El agricultor
Había una vez un agricultor, que con su buen hacer y esfuerzo producía lo suficiente para abastecer a su pueblo. Ese agricultor colaboraba con otros agricultores de su región, sabedor de que por sí solo no era posible llegar a producir lo necesario para poder aumentar el número de personas a las que había que dotar de provisión de alimento suficiente. La región prosperaba y a lomos de esa prosperidad, la armonía reinaba; todos sabían su papel, todos lo ejecutaban; los más capaces se encargaban de dirigir, con la mente siempre puesta en seguir creciendo como región y no en el propio interés de ninguno de ellos.
Un buen día decidió que solamente él debía ser el protagonista, y comenzó a dedicar todo su trabajo a despreciar, desacreditar y torpedear el trabajo de aquellos con quienes antaño había mantenido una sana competencia, competencia que lejos de perjudicarles había hecho crecer a todos y, en consecuencia, hacer crecer a su región. Tanto esfuerzo en destruir el trabajo ajeno, comenzó poco a poco a hacerle olvidar el propio, y su pueblo comenzó a reprochárselo.
Lejos de recapacitar, enfadado con todo y con todos, comenzó a lanzar soflamas en su pueblo contra los otros agricultores de su región, acusándoles de ser los culpables de cualquier mal presente o futuro que pudiera acecharles. Y su discurso caló.
Caló tan hondo que sus vecinos comenzaron a dividirse cada vez más, haciendo suya la bandera del mal representado por el vecino de al lado con el que convivían en armonía a pesar de sus lógicas, y siempre civilizadas, diferencias.
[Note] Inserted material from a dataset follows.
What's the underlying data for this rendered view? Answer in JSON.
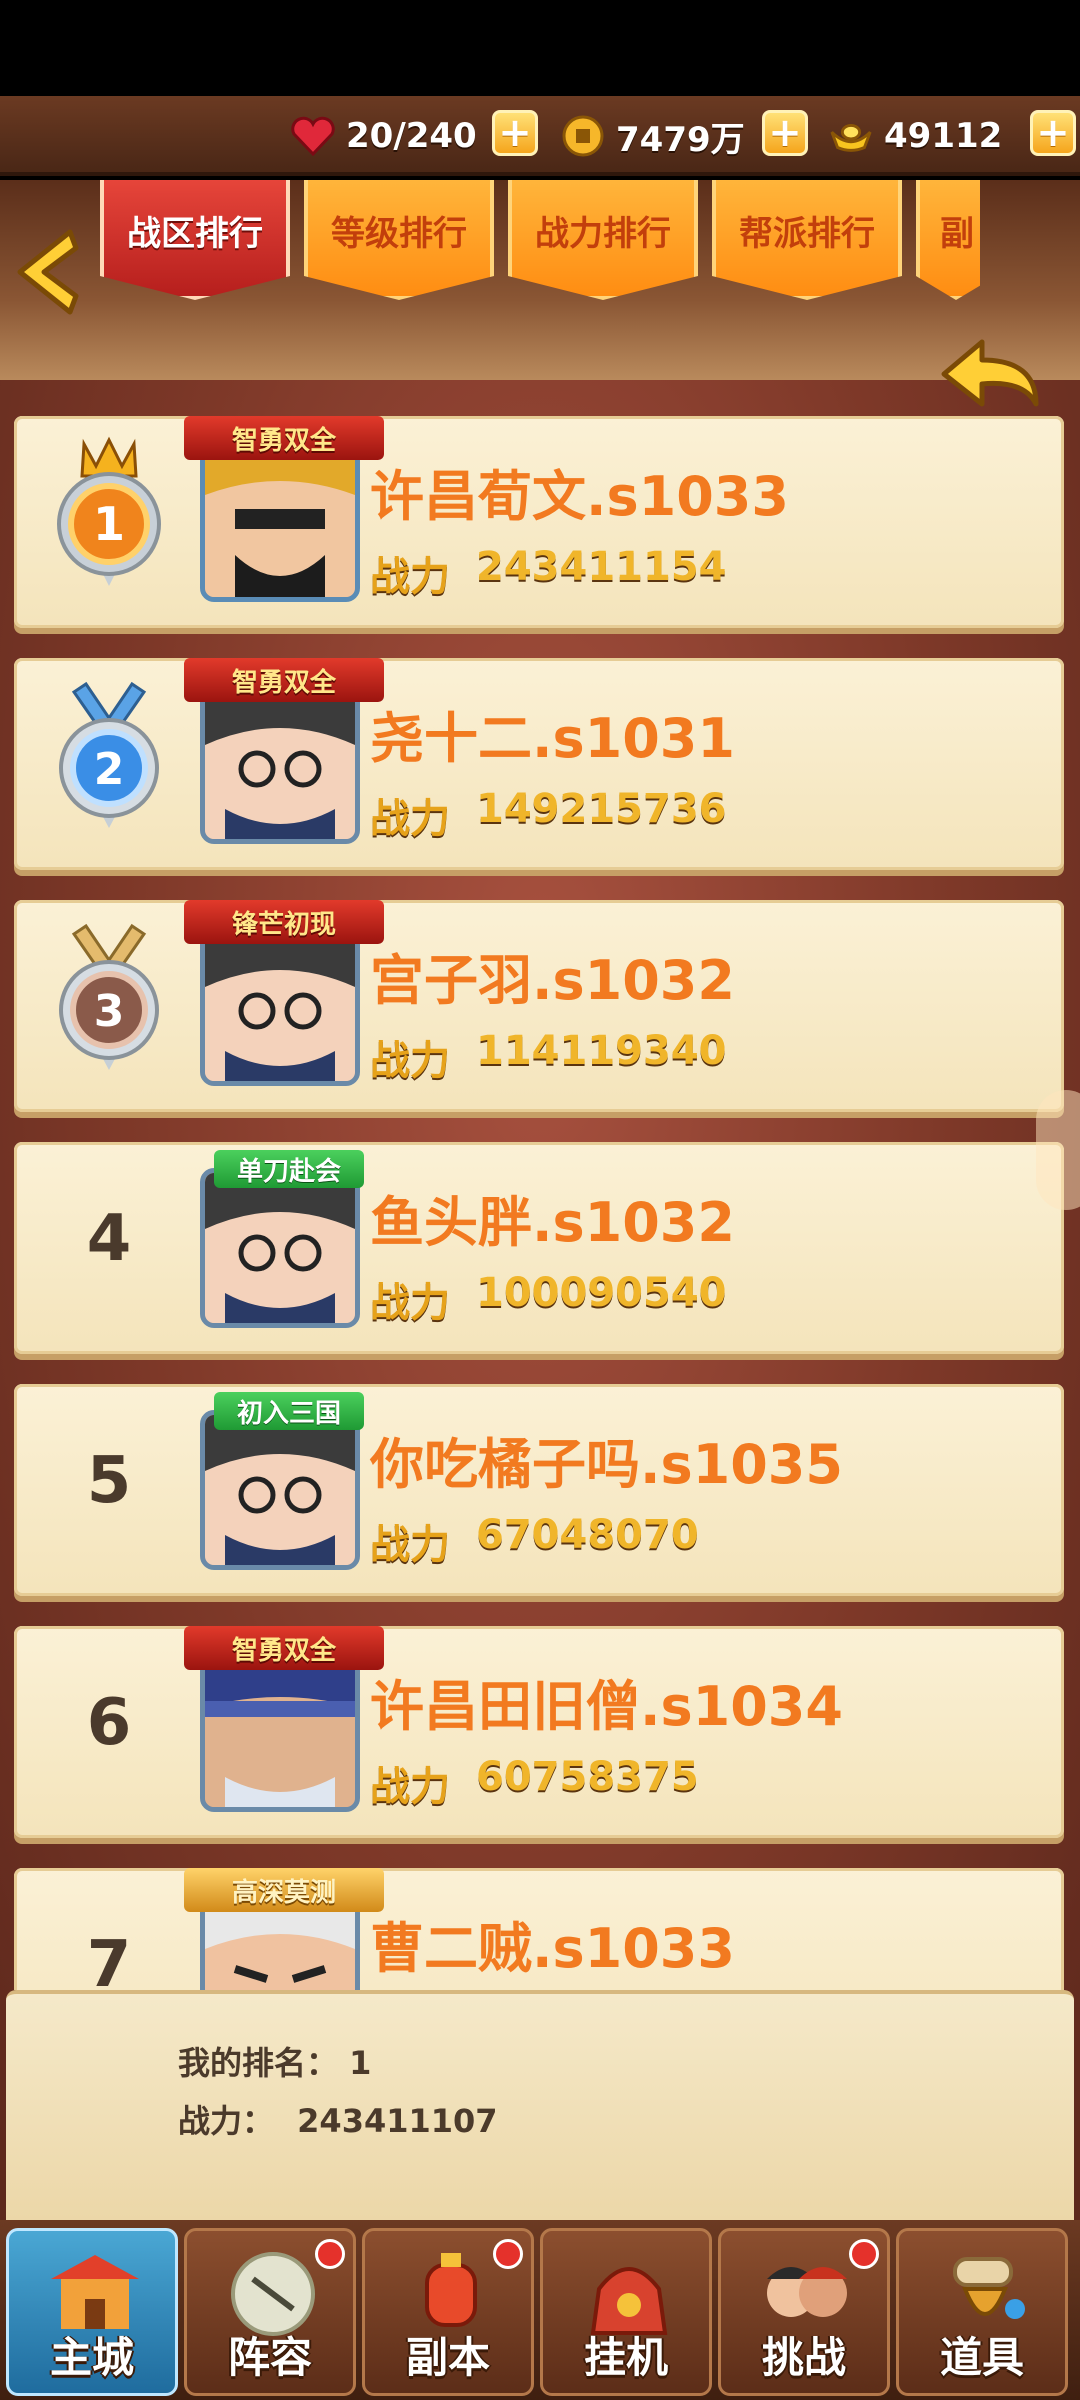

Pero, hete aquí, que los vecinos comenzaron a darse cuenta de que su situación empeoraba, que el sustento no llegaba y que su agricultor cada vez era menos capaz de mantener al pueblo alimentado. Y entonces él dio con la tecla: si convencía a sus vecinos de que el problema agrícola era un problema mundial y que solamente él podría solucionarlo, se volverían a olvidar de los acuciantes problemas locales que les ahogaban cada día más sin solución de continuidad. A algunos convenció, dotándose de una nueva bocanada de oxígeno en su figurada cruzada que solamente a él satisfacía. Sabedor de que el problema no existía, intentó generarlo, pero no pudo; y por ello no fue capaz de resolverlo, ya que no se puede solucionar aquel entuerto que no existe. Hastiado, empobrecido y hambriento, su pueblo se dio cuenta al fin del engaño.
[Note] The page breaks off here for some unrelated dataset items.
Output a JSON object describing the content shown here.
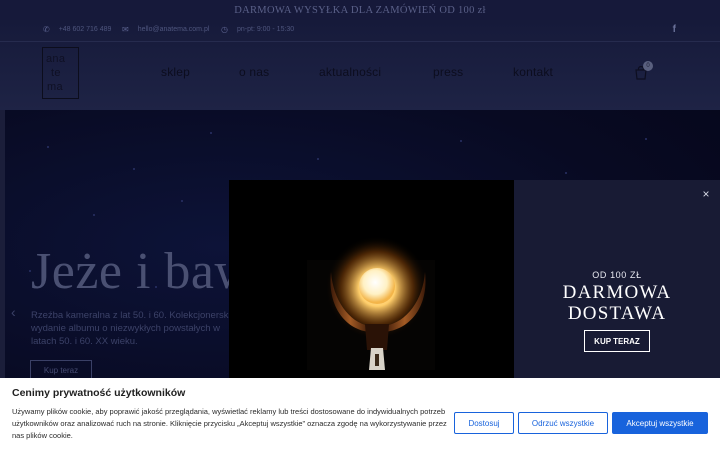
{
  "announcement": {
    "text": "DARMOWA WYSYŁKA DLA ZAMÓWIEŃ OD 100 zł"
  },
  "contact": {
    "phone": "+48 602 716 489",
    "email": "hello@anatema.com.pl",
    "hours": "pn-pt: 9:00 - 15:30"
  },
  "logo": {
    "line1": "ana",
    "line2": "te",
    "line3": "ma"
  },
  "nav": {
    "items": [
      "sklep",
      "o nas",
      "aktualności",
      "press",
      "kontakt"
    ]
  },
  "cart": {
    "count": "0"
  },
  "hero": {
    "title": "Jeże i baw",
    "subtitle": "Rzeźba kameralna z lat 50. i 60. Kolekcjonerskie wydanie albumu o niezwykłych powstałych w latach 50. i 60. XX wieku.",
    "button": "Kup teraz"
  },
  "popup": {
    "close": "×",
    "small": "OD 100 ZŁ",
    "big_line1": "DARMOWA",
    "big_line2": "DOSTAWA",
    "button": "KUP TERAZ"
  },
  "cookie": {
    "title": "Cenimy prywatność użytkowników",
    "text": "Używamy plików cookie, aby poprawić jakość przeglądania, wyświetlać reklamy lub treści dostosowane do indywidualnych potrzeb użytkowników oraz analizować ruch na stronie. Kliknięcie przycisku „Akceptuj wszystkie” oznacza zgodę na wykorzystywanie przez nas plików cookie.",
    "customize": "Dostosuj",
    "reject": "Odrzuć wszystkie",
    "accept": "Akceptuj wszystkie"
  },
  "colors": {
    "accent": "#1863dc",
    "navy": "#181b34"
  }
}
Miraron a los lados y vieron como los otros pueblos olvidaban los delirios de grandeza, seguían por la senda correcta y prosperaban. Y, al fin, el agricultor fue obligado a marchar a tierras lejanas, donde decidió buscar nuevos incautos que creyeran en él.
Había una vez un Presidente de una Nación que a su próspero, trabajador y pacífico pueblo decidió someter en su propio interés. A muchos había conseguido engañar, a casi todos dividir y a una gran parte estaba en el camino de arruinar. Pero, como el agricultor, necesitaba un nuevo foco o pronto le pillarían; y decidió erigirse en adalid de una figurada lucha mundial, buscando crear en la región la misma división que en su pueblo funcionó. Quien sabe cuando terminará como el agricultor, pero el día llegará, seguro.